There are software packages available that convert the handwriting into machine readable characters, but so far, the APen software itself does not convert it into a document which is editable into, say, Microsoft Office Word.

It is not particularly effective as a bamboo tablet alternative for me & student guineapigs. You can use it as a “mouse”, but it tends to be a bit sloppy.

So, it gets really high scores for doing basically what a scanner would do, but without having to run the pages through a scanner. And, since a shocking number of students seem to have scanners which break, or only output GIF files, this is a pretty easy solution for that. I also like it better than a stylus on and IPad, since the stylus is relatively crude in its sensors, and can be upset by an errant finger or palm resting on the screen.
I like it better than the lightscribe, since it works on any paper, not expensive dotty paper.
Overall, pretty good at a limited number of tasks, and for the price, it is great.
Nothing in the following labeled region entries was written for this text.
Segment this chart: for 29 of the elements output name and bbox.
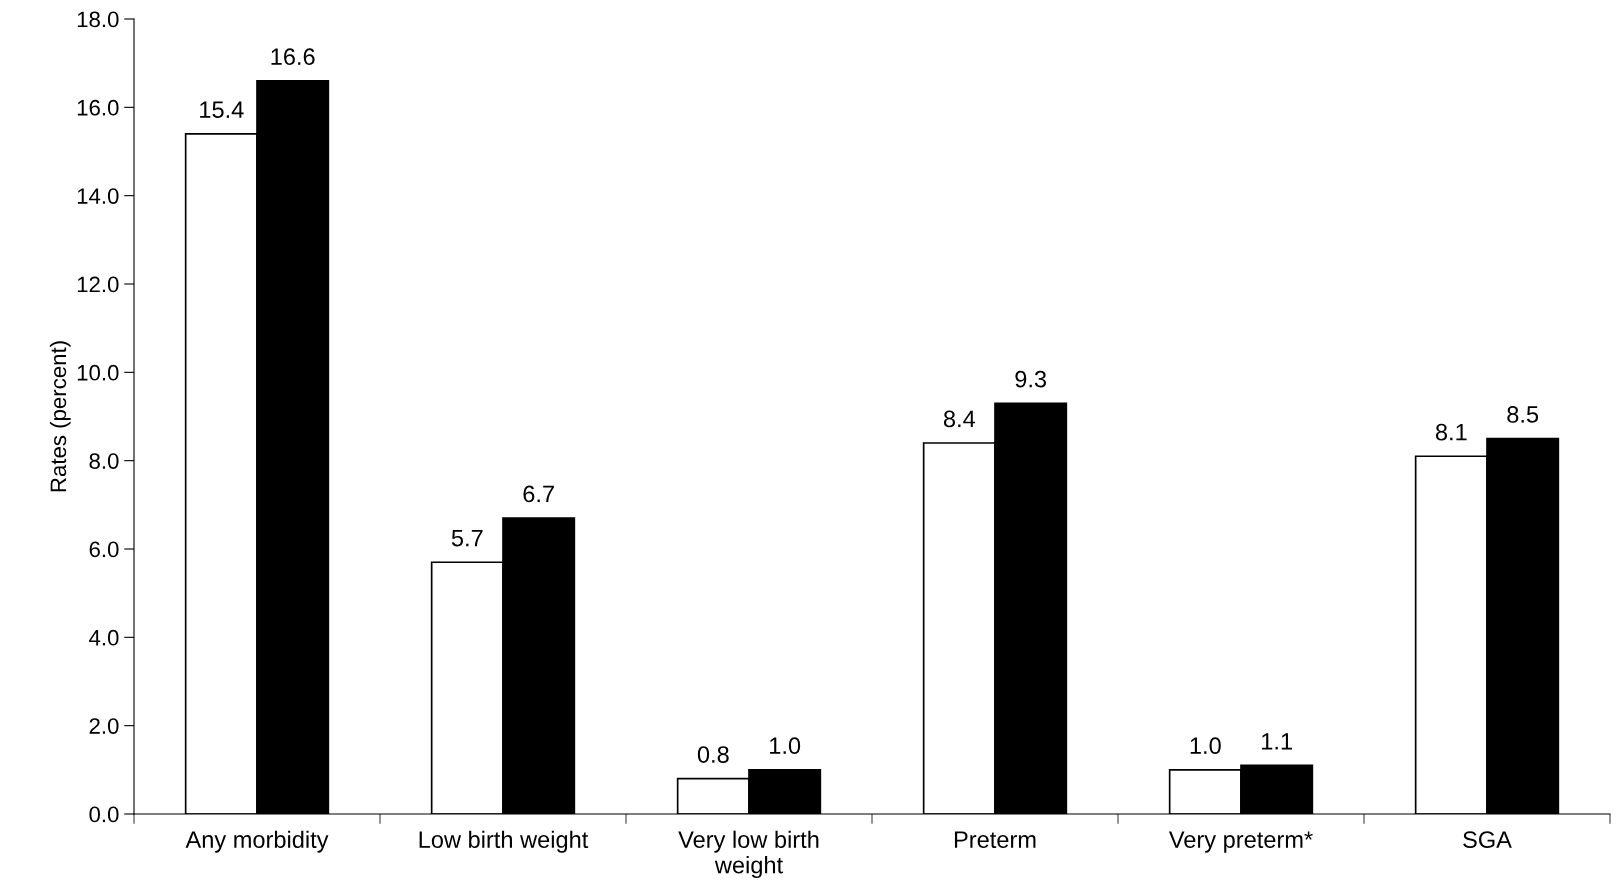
data-label: 16.6 [271, 48, 315, 66]
y-tick-label: 2.0 [89, 718, 119, 734]
data-label: 1.1 [1262, 733, 1292, 750]
x-tick-label: Very preterm* [1168, 831, 1313, 853]
y-axis-title: Rates (percent) [49, 341, 71, 492]
y-tick-label: 12.0 [77, 276, 119, 293]
data-label: 8.1 [1435, 423, 1467, 441]
data-label: 1.0 [770, 737, 801, 755]
y-tick-label: 16.0 [77, 99, 119, 116]
x-tick-label: Any morbidity [185, 830, 329, 853]
y-tick-label: 8.0 [89, 453, 119, 469]
y-tick-label: 14.0 [77, 188, 119, 204]
y-tick-label: 6.0 [89, 541, 119, 558]
data-label: 5.7 [451, 530, 483, 547]
data-label: 1.0 [1190, 737, 1221, 755]
data-label: 15.4 [200, 101, 244, 119]
x-tick-label: Preterm [954, 831, 1036, 849]
x-tick-label: SGA [1463, 831, 1512, 849]
data-label: 8.4 [943, 410, 976, 428]
y-tick-label: 4.0 [89, 629, 119, 646]
data-label: 6.7 [523, 485, 554, 503]
x-tick-label: Very low birth weight [678, 830, 819, 879]
y-tick-label: 0.0 [89, 806, 119, 823]
y-tick-label: 10.0 [77, 364, 119, 381]
data-label: 9.3 [1015, 370, 1047, 388]
data-label: 0.8 [697, 746, 729, 763]
x-tick-label: Low birth weight [419, 830, 589, 853]
y-tick-label: 18.0 [77, 11, 119, 28]
data-label: 8.5 [1507, 406, 1539, 423]
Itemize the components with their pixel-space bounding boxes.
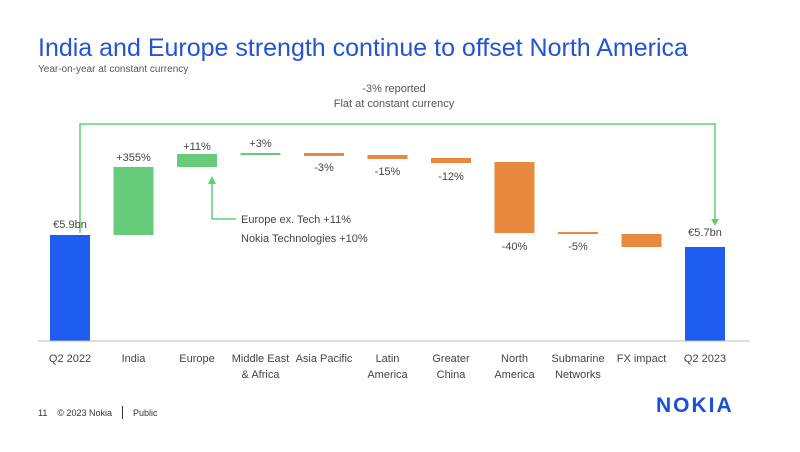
category-label: Greater — [432, 353, 470, 365]
annotation-europe: Nokia Technologies +10% — [241, 233, 368, 245]
annotation-top: Flat at constant currency — [334, 98, 455, 110]
category-label: Q2 2022 — [49, 353, 91, 365]
data-label: -12% — [438, 171, 464, 183]
category-label: India — [122, 353, 147, 365]
data-label: €5.9bn — [53, 219, 87, 231]
bar-q2-2023 — [685, 247, 725, 341]
data-label: -3% — [314, 162, 334, 174]
bar-asia-pacific — [304, 153, 344, 156]
bar-europe — [177, 154, 217, 167]
data-label: +11% — [183, 141, 211, 153]
footer-classification: Public — [133, 407, 158, 418]
bar-fx-impact — [621, 234, 662, 247]
connector-line — [79, 123, 716, 233]
annotation-europe: Europe ex. Tech +11% — [241, 214, 351, 226]
category-label: Latin — [376, 353, 400, 365]
footer-divider — [122, 406, 124, 419]
annotation-arrow-line — [211, 182, 236, 220]
bar-latin-america — [367, 155, 408, 159]
connector-arrowhead — [711, 219, 719, 226]
category-label: America — [367, 369, 408, 381]
data-label: +355% — [116, 152, 151, 164]
category-label: Europe — [179, 353, 214, 365]
bar-greater-china — [431, 158, 471, 163]
category-label: FX impact — [617, 353, 667, 365]
footer-copyright: © 2023 Nokia — [57, 407, 113, 418]
annotation-arrowhead — [208, 176, 216, 184]
category-label: North — [501, 353, 528, 365]
data-label: +3% — [249, 138, 272, 150]
page-subtitle: Year-on-year at constant currency — [38, 64, 189, 75]
nokia-logo: NOKIA — [656, 394, 734, 417]
bar-north-america — [494, 162, 535, 233]
category-label: Middle East — [232, 353, 289, 365]
category-label: China — [437, 369, 467, 381]
bar-q2-2022 — [50, 235, 90, 341]
bar-submarine-networks — [558, 232, 598, 234]
category-label: Q2 2023 — [684, 353, 726, 365]
data-label: -5% — [568, 241, 588, 253]
data-label: -15% — [375, 166, 401, 178]
annotation-top: -3% reported — [362, 83, 426, 95]
category-label: Submarine — [551, 353, 604, 365]
page-title: India and Europe strength continue to of… — [38, 34, 688, 62]
bar-middle-east-africa — [240, 153, 281, 155]
data-label: -40% — [502, 241, 528, 253]
category-label: America — [494, 369, 535, 381]
category-label: Networks — [555, 369, 601, 381]
category-label: & Africa — [242, 369, 281, 381]
data-label: €5.7bn — [688, 227, 722, 239]
category-label: Asia Pacific — [296, 353, 353, 365]
footer-page-number: 11 — [38, 407, 48, 418]
bar-india — [113, 167, 154, 235]
footer: 11 © 2023 Nokia Public — [38, 406, 158, 419]
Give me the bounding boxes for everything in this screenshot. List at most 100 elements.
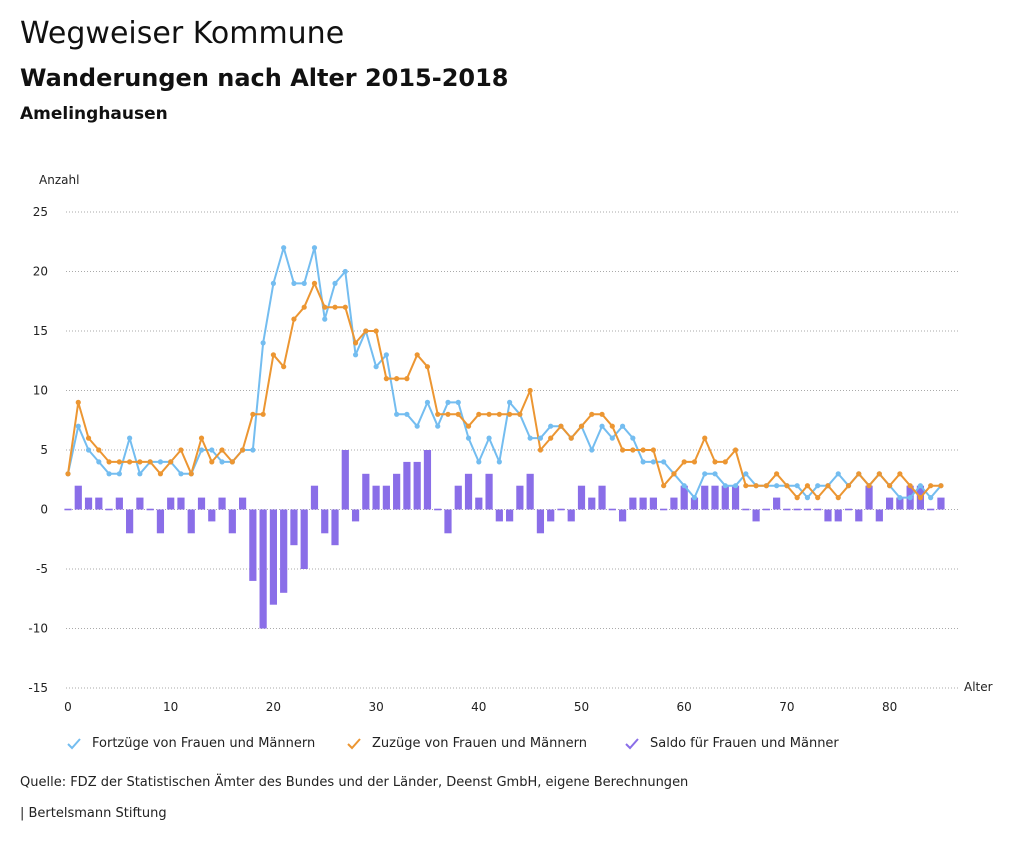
saldo-bar[interactable]: [218, 497, 226, 510]
fortzuege-point[interactable]: [907, 495, 913, 501]
fortzuege-point[interactable]: [342, 268, 348, 275]
zuzuege-point[interactable]: [928, 483, 934, 489]
fortzuege-point[interactable]: [630, 435, 636, 441]
fortzuege-point[interactable]: [774, 483, 780, 489]
saldo-bar[interactable]: [731, 485, 740, 510]
zuzuege-point[interactable]: [404, 376, 410, 382]
zuzuege-point[interactable]: [147, 459, 153, 465]
saldo-bar[interactable]: [516, 485, 524, 510]
saldo-bar[interactable]: [660, 508, 668, 511]
zuzuege-point[interactable]: [558, 423, 564, 429]
fortzuege-point[interactable]: [209, 447, 215, 453]
fortzuege-point[interactable]: [527, 435, 533, 441]
fortzuege-point[interactable]: [702, 471, 708, 477]
fortzuege-point[interactable]: [743, 471, 749, 477]
zuzuege-point[interactable]: [301, 304, 307, 310]
saldo-bar[interactable]: [485, 473, 493, 510]
zuzuege-point[interactable]: [219, 447, 225, 453]
zuzuege-point[interactable]: [548, 435, 554, 441]
saldo-bar[interactable]: [393, 473, 401, 510]
zuzuege-point[interactable]: [229, 459, 235, 465]
fortzuege-point[interactable]: [804, 495, 811, 501]
saldo-bar[interactable]: [300, 509, 308, 570]
legend-item-zuzuege[interactable]: Zuzüge von Frauen und Männern: [346, 736, 587, 751]
zuzuege-point[interactable]: [661, 483, 667, 489]
saldo-bar[interactable]: [362, 473, 370, 510]
saldo-bar[interactable]: [259, 509, 267, 629]
saldo-bar[interactable]: [608, 508, 616, 511]
zuzuege-point[interactable]: [435, 411, 441, 417]
saldo-bar[interactable]: [454, 485, 462, 510]
fortzuege-point[interactable]: [435, 423, 441, 429]
zuzuege-point[interactable]: [239, 447, 246, 453]
zuzuege-point[interactable]: [178, 447, 184, 453]
fortzuege-point[interactable]: [414, 423, 420, 429]
zuzuege-point[interactable]: [774, 471, 780, 477]
fortzuege-point[interactable]: [507, 399, 513, 405]
fortzuege-point[interactable]: [373, 364, 379, 370]
zuzuege-point[interactable]: [96, 447, 102, 453]
fortzuege-point[interactable]: [352, 352, 359, 358]
fortzuege-point[interactable]: [250, 447, 256, 453]
saldo-bar[interactable]: [875, 509, 883, 522]
zuzuege-point[interactable]: [578, 423, 585, 429]
fortzuege-point[interactable]: [198, 447, 205, 453]
saldo-bar[interactable]: [721, 485, 729, 510]
saldo-bar[interactable]: [588, 497, 596, 510]
fortzuege-point[interactable]: [722, 483, 728, 489]
saldo-bar[interactable]: [146, 508, 154, 511]
fortzuege-point[interactable]: [897, 495, 903, 501]
zuzuege-point[interactable]: [794, 495, 800, 501]
saldo-bar[interactable]: [701, 485, 709, 510]
saldo-bar[interactable]: [783, 508, 791, 511]
zuzuege-point[interactable]: [260, 411, 266, 417]
saldo-bar[interactable]: [310, 485, 319, 510]
zuzuege-point[interactable]: [188, 471, 194, 477]
saldo-bar[interactable]: [187, 509, 195, 534]
saldo-bar[interactable]: [495, 509, 503, 522]
zuzuege-point[interactable]: [722, 459, 728, 465]
zuzuege-point[interactable]: [619, 447, 626, 453]
fortzuege-point[interactable]: [106, 471, 112, 477]
fortzuege-point[interactable]: [599, 423, 605, 429]
saldo-bar[interactable]: [321, 509, 329, 534]
zuzuege-point[interactable]: [168, 459, 174, 465]
zuzuege-point[interactable]: [917, 495, 924, 501]
zuzuege-point[interactable]: [527, 387, 533, 394]
zuzuege-point[interactable]: [394, 376, 400, 382]
saldo-bar[interactable]: [351, 509, 360, 522]
saldo-bar[interactable]: [762, 508, 770, 511]
zuzuege-point[interactable]: [640, 447, 646, 453]
saldo-bar[interactable]: [927, 508, 935, 511]
saldo-bar[interactable]: [126, 509, 134, 534]
fortzuege-point[interactable]: [619, 423, 626, 429]
zuzuege-point[interactable]: [486, 411, 492, 417]
fortzuege-point[interactable]: [383, 352, 389, 358]
saldo-bar[interactable]: [865, 485, 873, 510]
fortzuege-point[interactable]: [85, 447, 92, 453]
saldo-bar[interactable]: [331, 509, 339, 546]
fortzuege-point[interactable]: [815, 483, 821, 489]
zuzuege-point[interactable]: [681, 459, 687, 465]
zuzuege-point[interactable]: [732, 447, 739, 453]
zuzuege-point[interactable]: [815, 495, 821, 501]
saldo-bar[interactable]: [423, 450, 432, 510]
fortzuege-point[interactable]: [794, 483, 800, 489]
fortzuege-point[interactable]: [640, 459, 646, 465]
saldo-bar[interactable]: [824, 509, 832, 522]
saldo-bar[interactable]: [403, 461, 411, 510]
saldo-bar[interactable]: [475, 497, 483, 510]
fortzuege-point[interactable]: [486, 435, 492, 441]
saldo-bar[interactable]: [752, 509, 760, 522]
zuzuege-point[interactable]: [106, 459, 112, 465]
zuzuege-point[interactable]: [650, 447, 656, 453]
saldo-bar[interactable]: [280, 509, 288, 593]
fortzuege-point[interactable]: [928, 495, 934, 501]
saldo-bar[interactable]: [249, 509, 257, 581]
zuzuege-point[interactable]: [332, 304, 338, 310]
saldo-bar[interactable]: [577, 485, 586, 510]
fortzuege-point[interactable]: [650, 459, 656, 465]
zuzuege-point[interactable]: [116, 459, 122, 465]
saldo-bar[interactable]: [680, 485, 688, 510]
fortzuege-point[interactable]: [178, 471, 184, 477]
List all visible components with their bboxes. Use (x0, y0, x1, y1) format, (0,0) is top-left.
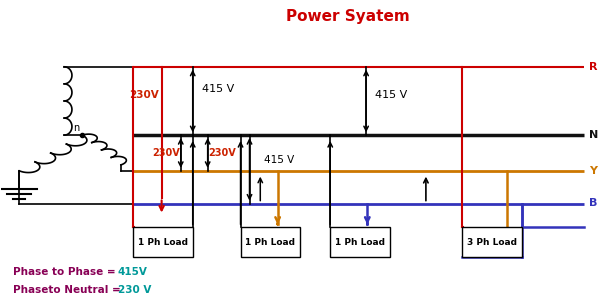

I just ordered the Apen A4 to use with the iPad 3. I don’t want to do anything fancy with it…just take notes in faculty meetings, save them to my Dropbox and print them out later. (Alternatively, if they are in my Dropbox, I could display them on my SmartBoard, if necessary.) I don’t need it to transcribe my handwriting into typing; I just want my document saved for use later. Will it do this?

Spent the weekend (and some of baqui63’s time) trying to first obtain, then install the .apk for the Android A3 pen. So far, no dice. The .apk is provided via GooglePlay and a creator named ByZero Inc. That creator links back to a slick but uninformative website offering an iPad app for digital pens with no mention of the aPen product or of the Android .apk.

I’ve re-rooted two of my three Android gadgets today in an effort to install the OEM .apk that baqui63 sent to me via email. Install fails. I suspect the .apk is looking for something that says “phone”, which my tablets are not.

I am currently on terminal hold on apenusa’s tech support line. My cellphone’s battery is fresh, my limiting factor will be my need to leave for class in about two hours. Based on others’ comments re: tech support I imagine nobody will ever get on the horn.

As an interesting side-note, the “corporate address” on the apenusa.com “contact us” page maps to a freeway interchange - smack under an overpass, in fact - in West Covina, California.

If I can’t make this thing work in the next 10 days I’ll be asking Woot to take it back. If that fails I’ll offer it to a friend with an Android phone running an old ROM. If that fails I’ll dump it via craigslist.

UPDATE: after an hour in the support queue (one guy in the whole joint maybe) a helpful dude with a laid-back California attitude hooked me up with an app called iNote, which will install on Android tablets. If you can’t find it or can’t pull it off GooglePlay drop me a PM and I can email the .apk file to you. I’ve verified by doing it that it can be side-loaded successfully.

Now to make the aPen talk to its gadget, and make that gadget talk to my Android gadget.